It’s a sure sign you’re crazy ...about words, at least, when you come to think of them as people. I began to realize this about myself some time back as I was checking out the etymology of bamboozled. I was surprised that it was as old as 1703, but floored when I saw that it was categorized as “origin unknown.” How could etymologists not know how such a nifty word originated?
Sometime later, I saw that bludgeon (1868) was in that same category, then flirt (1877) and punk (1596). I wrote them down on a sheet of paper and printed “origin unknown” at the top. I felt like a character in a Dickens novel, a benevolent one, gathering in orphans from the street. Now, every time I come across a word with that label, or “origin uncertain,” I feel parental and add it to my list.
Most words are like children whose roots can be traced as pedigrees are … axiomatic from Greek, obsequious from Latin, maladroit from French, galore from Irish Gaelic, or assassin from Arabic, to list a few. They come to us from long lines of traceable language.
Or they are new words, easily traceable in this Google era, e.g., app (short for application and the 2010 “word of the year”), tweet (a 2009 winner which defines a message containing no more than 140 characters and delivered by Twitter), and locavore (a person who eats only food grown and produced within a certain number of miles of his home). No etymologist of the future, with the prowess of the Internet at his fingertips, will fail to detect the precise origin of words like these.
Actually, the more I get to know of etymologists’ exacting work, the more I appreciate what they have been able to trace with certainty. E.g., genro (a group of elder Japanese statesmen, formerly advisers to the emperor) originated as two words in Ancient Mandarin. I am in awe of the lexicological digging involved here; it’s akin to archeology.
Here are a few surprises that defied etymologists in the first two-thirds of the twentieth century: chad (“a bit of paper punched out from a data card.” It became world famous in the 2000 US presidential election; it’s been traced to 1947, but how did the word come about? … perhaps from the Scots “gravel”… “origin uncertain”); copacetic (“very satisfactory,”1919… a fun word; I expected it to be of Greek origin); gimmick (“an ingenious or novel mechanical device, gadget,” 1926… you could have an interesting time with fellow word lovers making up an etymology for it!) They each have a special place in my heart.
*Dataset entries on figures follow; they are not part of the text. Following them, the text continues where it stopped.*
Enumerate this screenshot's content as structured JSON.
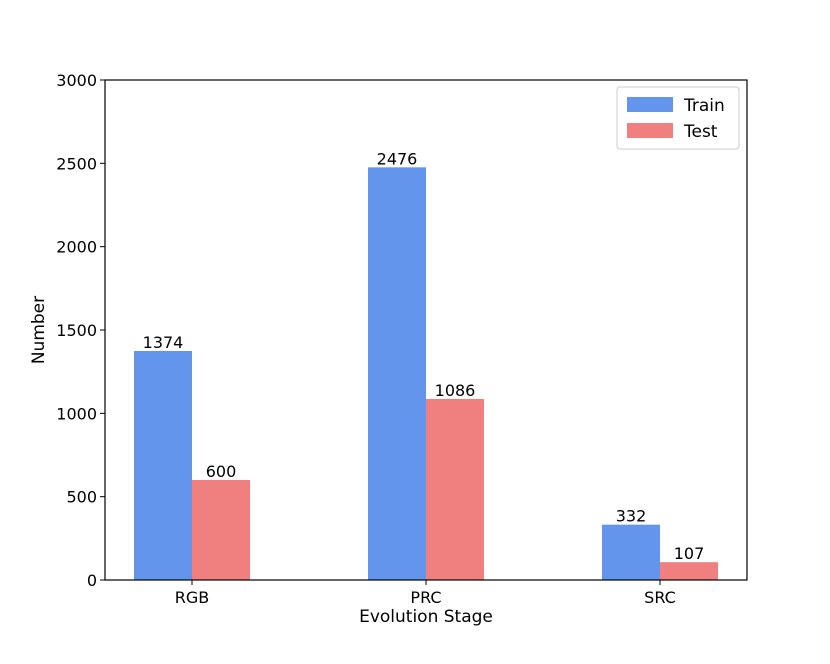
{
  "chart_data": {
    "type": "bar",
    "title": "",
    "xlabel": "Evolution Stage",
    "ylabel": "Number",
    "categories": [
      "RGB",
      "PRC",
      "SRC"
    ],
    "series": [
      {
        "name": "Train",
        "values": [
          1374,
          2476,
          332
        ],
        "color": "#6495ED"
      },
      {
        "name": "Test",
        "values": [
          600,
          1086,
          107
        ],
        "color": "#F08080"
      }
    ],
    "ylim": [
      0,
      3000
    ],
    "yticks": [
      0,
      500,
      1000,
      1500,
      2000,
      2500,
      3000
    ],
    "grid": false,
    "legend_position": "top-right"
  }
}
Another favorite is quaff (1529) thought perhaps to be imitative. I’ve tried, even wiped my lips with the back of my hand, but quaff after quaff, I can’t get myself to sound like the word.
Simoleon (1895-1900) is a cool slang word for a dollar. How I wish we knew its origins. It’s bound to be interesting.
At the top of my list is acne. While not exactly of unknown origin, it had a peculiar beginning, in that it was the result of a manuscript error, aka “typo.” “Acme” was intended, after “the head of a pimple” : ( … but “acne” stuck (and most of us were stuck with it at some point in our young lives!). So it’s fitting that the last word in my alphabetical list of “origins unknown,” zit, originated in 1966, the last year that etymologists could not detect a word’s origin. Since then, the huge computer databases available make it virtually impossible for a word to be born without a birth certificate. It marks the end of an etymological era.